The Quaerophiles see a glimmer of hope in the possibility that Google and Microsoft might be distracted by bigger challenges over the next six to 12 months - for Google, its $3.1 billion absorption of DoubleClick, and for Microsoft, its pursuit of Yahoo.
"These guys are so distracted doing so many things and fighting for the ad money that they may very well consider the search problem solved, like Altavista used to," Bourdoncle said, referring to a pioneer of Internet search that was overtaken by Google and others. "There's an opening here when you're thinking 'product' and not just 'technology.' "
Bourdoncle conceded that Quaero would not be able to develop a rival to Google in search-related advertising, the company's most lucrative business. "The scale is just too large for anyone to catch up," he said.
But no one yet dominates in multimedia search, which helps Internet surfers locate videos and other material.

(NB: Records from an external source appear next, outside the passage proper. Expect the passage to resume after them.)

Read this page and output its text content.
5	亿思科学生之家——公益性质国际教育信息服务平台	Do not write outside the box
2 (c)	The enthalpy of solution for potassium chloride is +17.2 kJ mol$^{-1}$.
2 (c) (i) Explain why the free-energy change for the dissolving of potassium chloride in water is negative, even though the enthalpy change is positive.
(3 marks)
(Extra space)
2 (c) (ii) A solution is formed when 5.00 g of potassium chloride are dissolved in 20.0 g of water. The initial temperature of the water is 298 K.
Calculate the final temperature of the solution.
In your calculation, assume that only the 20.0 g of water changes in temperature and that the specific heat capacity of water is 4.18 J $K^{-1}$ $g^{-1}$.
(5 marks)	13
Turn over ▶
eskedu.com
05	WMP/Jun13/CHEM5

"Search engines will be increasingly important in the future because of the general digitization of every type of content," Hourcade said. "And we have a very, very strong obligation to invest in this area, to pool our thoughts and put on the market as soon as possible competitive technology from European origins."
Bourdoncle isn't worried about not having a Quaero product to market at this point.
"It's not that Quaero aims at creating a new search engine or that Exalead would introduce a new search engine on its Web site," he said. "We would integrate the technology that emerges into our consumer and business search products."
Still, the Quaero funding is public money, something that Google never got.
"If they actually roll out a commercially based search engine that makes money, it is going to raise real fairness issues," Sullivan said. "And yet a lot of people feel that thank goodness we did start Airbus and have this thriving industry and made sure that Europe is strong in aerospace. Maybe that is the kick-start they need."